Damage caused by osteoarthritis may be reversed by introducing stem cells inside the joint, writes Dick Ahlstrom
Stem cells may provide a way to reverse the damage caused by osteo-arthritis. A research project at NUI Galway will determine whether the cartilage lost to the disease can be regrown in situ to relieve symptoms.
The €6.25 million project is underway in Remedi, Galway's Regenerative Medicine Institute. This world-class biomedical research centre specialises in gene therapy and stem cell research and combines the two with the aim of regeneration and repair of tissues.
This new research initiative is an academic-industrial collaboration involving medical technology company Smith & Nephew, with additional financial support from IDA Ireland, explains joint project leader and scientific director of Remedi, Prof Frank Barry.
The work focuses on osteo-arthritis, a disease which sees the gradual degeneration and loss of the cartilage that serves as a cushion between bones within a joint, Prof Barry explains. "We will introduce adult stem cells into the joints to see if they have any influence on the progression of the disease."
Osteo-arthritis (OE) is the most common form of the disease, with one in three adults showing signs of it in at least one joint. Incidence increases with advancing age, and women are more likely to have it than men.
The collaboration hopes to change all of this by finding a way to halt and possibly reverse the loss of cushioning cartilage brought about by the disease.
The Remedi team will focus on a specific adult stem cell type recovered from bone marrow, the mesenchymal stem cell. These typically change or differentiate into cell types including heart and fat cells and also cartilage.
Unusually, these cells are also "non immunogenic", says Prof Barry. If transplanted they are not immediately attacked and rejected by the recipient's immune system. "We would introduce these cells using them in a fully mismatched individual without risk of rejection."
Part of the challenge is finding methods for growing the cells in large enough volumes for use in patients, one of the problems to be tackled by the Remedi team. "Scalability is very important, how you take this out of the lab and scale it up to an industrial level," Prof Barry says.
Smith & Nephew develops medical technologies related to orthopaedic reconstruction, endoscopy and other clinical therapies.

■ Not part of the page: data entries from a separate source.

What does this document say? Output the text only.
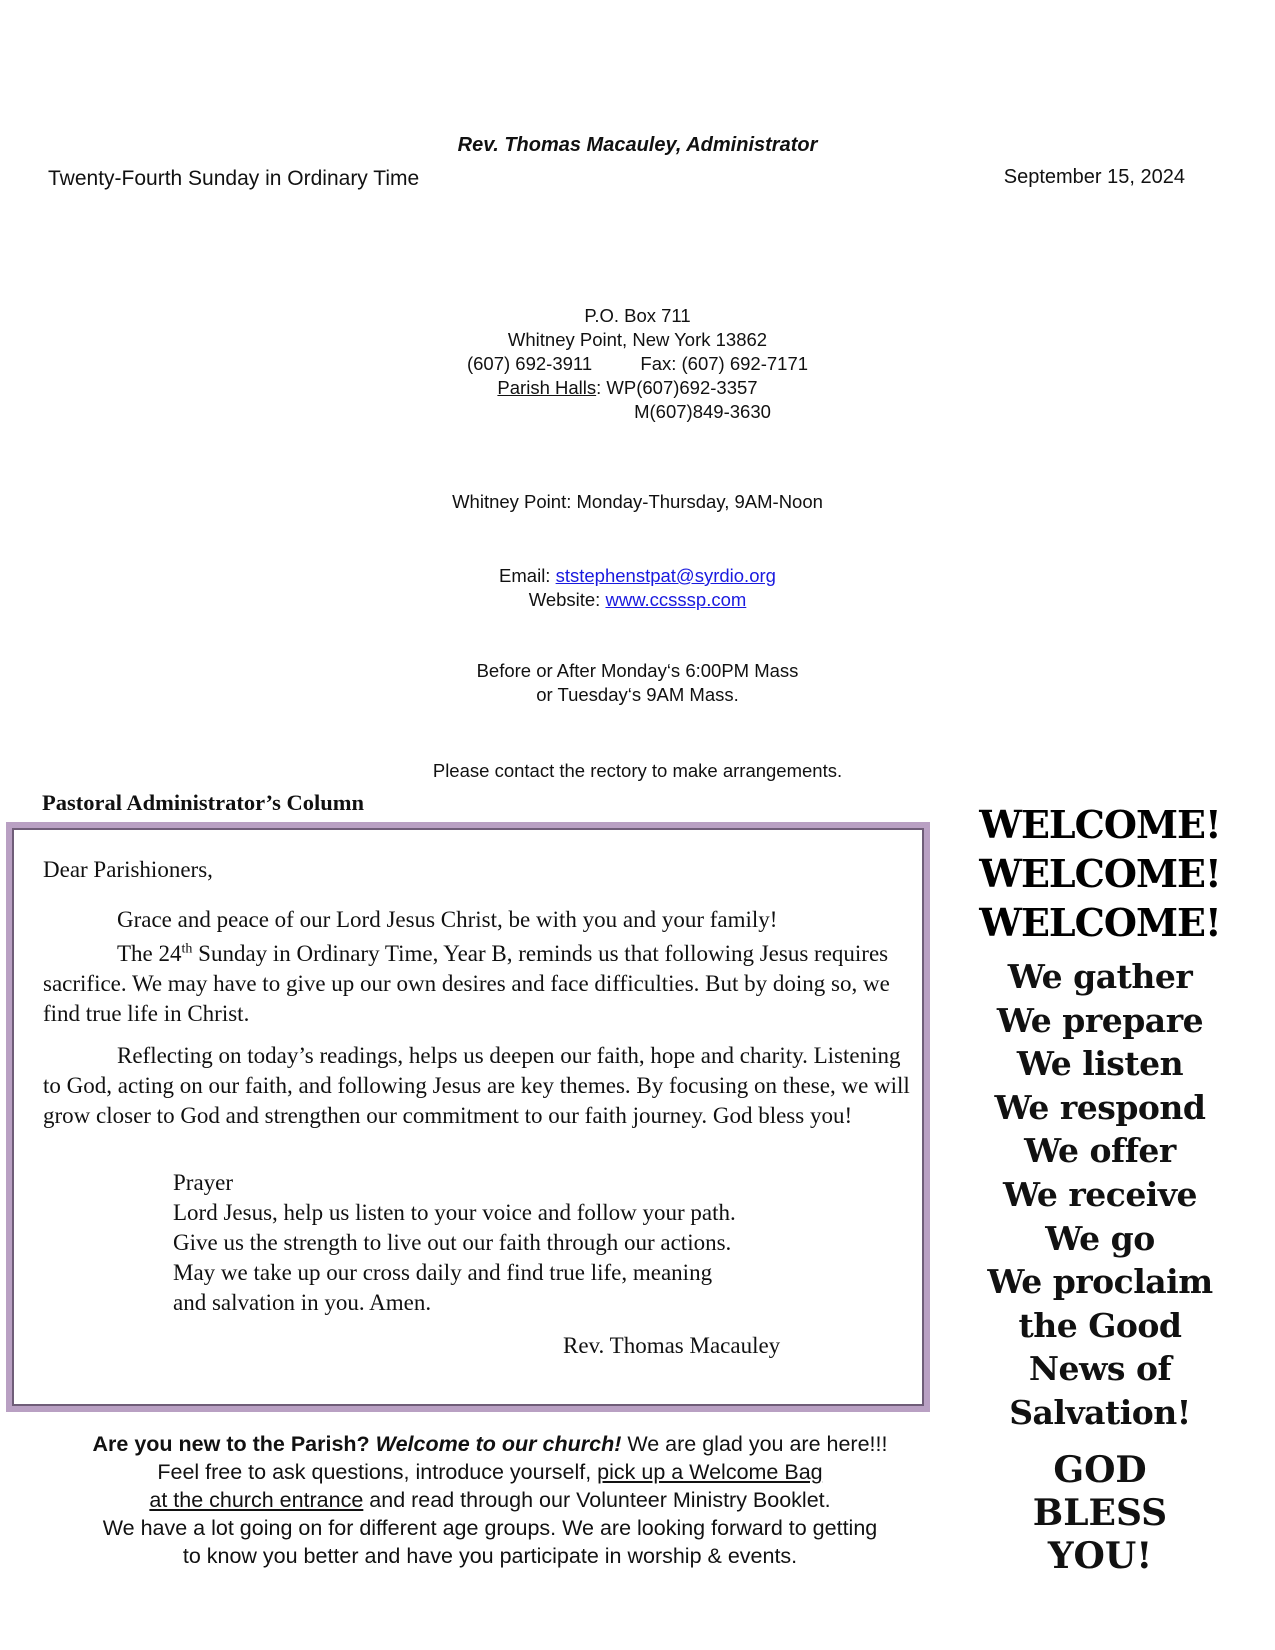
Rev. Thomas Macauley, Administrator
Twenty-Fourth Sunday in Ordinary Time	September 15, 2024
P.O. Box 711
Whitney Point, New York 13862
(607) 692-3911	Fax: (607) 692-7171
Parish Halls: WP(607)692-3357
M(607)849-3630
Whitney Point: Monday-Thursday, 9AM-Noon
Email: ststephenstpat@syrdio.org
Website: www.ccsssp.com
Before or After Monday‘s 6:00PM Mass
or Tuesday‘s 9AM Mass.
Please contact the rectory to make arrangements.
Pastoral Administrator’s Column
Dear Parishioners,
Grace and peace of our Lord Jesus Christ, be with you and your family!
The 24th Sunday in Ordinary Time, Year B, reminds us that following Jesus requires sacrifice. We may have to give up our own desires and face difficulties. But by doing so, we find true life in Christ.
Reflecting on today’s readings, helps us deepen our faith, hope and charity. Listening to God, acting on our faith, and following Jesus are key themes. By focusing on these, we will grow closer to God and strengthen our commitment to our faith journey. God bless you!
Prayer
Lord Jesus, help us listen to your voice and follow your path.
Give us the strength to live out our faith through our actions.
May we take up our cross daily and find true life, meaning
and salvation in you. Amen.
Rev. Thomas Macauley
WELCOME!
WELCOME!
WELCOME!
We gather
We prepare
We listen
We respond
We offer
We receive
We go
We proclaim
the Good
News of
Salvation!
GOD
BLESS
YOU!
Are you new to the Parish? Welcome to our church! We are glad you are here!!!
Feel free to ask questions, introduce yourself, pick up a Welcome Bag
at the church entrance and read through our Volunteer Ministry Booklet.
We have a lot going on for different age groups. We are looking forward to getting
to know you better and have you participate in worship & events.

It will devise a cell delivery system able to place the cells grown at Remedi into the affected joint.
"The question to answer is how to deliver these cells to the patient, whether by syringe or some other device," says Prof Barry.
Surprisingly, the mesenchymal stem cells don't actually have to differentiate and then grow inside the joint. Their presence alone and the cell to cell signalling they provoke is sufficient to trigger natural healing in what is known as the "trophic effect", Prof Barry explains.
Cells release signalling substances all of the time, factors that allow cells to communicate with one another and enable them to act in unison.
"We will deliver them as fully undifferentiated cells, but there is no need for them to differentiate to the cell type. The stem cells deliver repair factors and the host is able to use its own repair response."
In effect the damaged cartilage will heal itself because of the presence of the stem cells. "It should really be described as signalling therapy rather than stem cell therapy," Prof Barry says.
The project adds nine more researchers to Remedi including four scientists sent over by Smith & Nephew.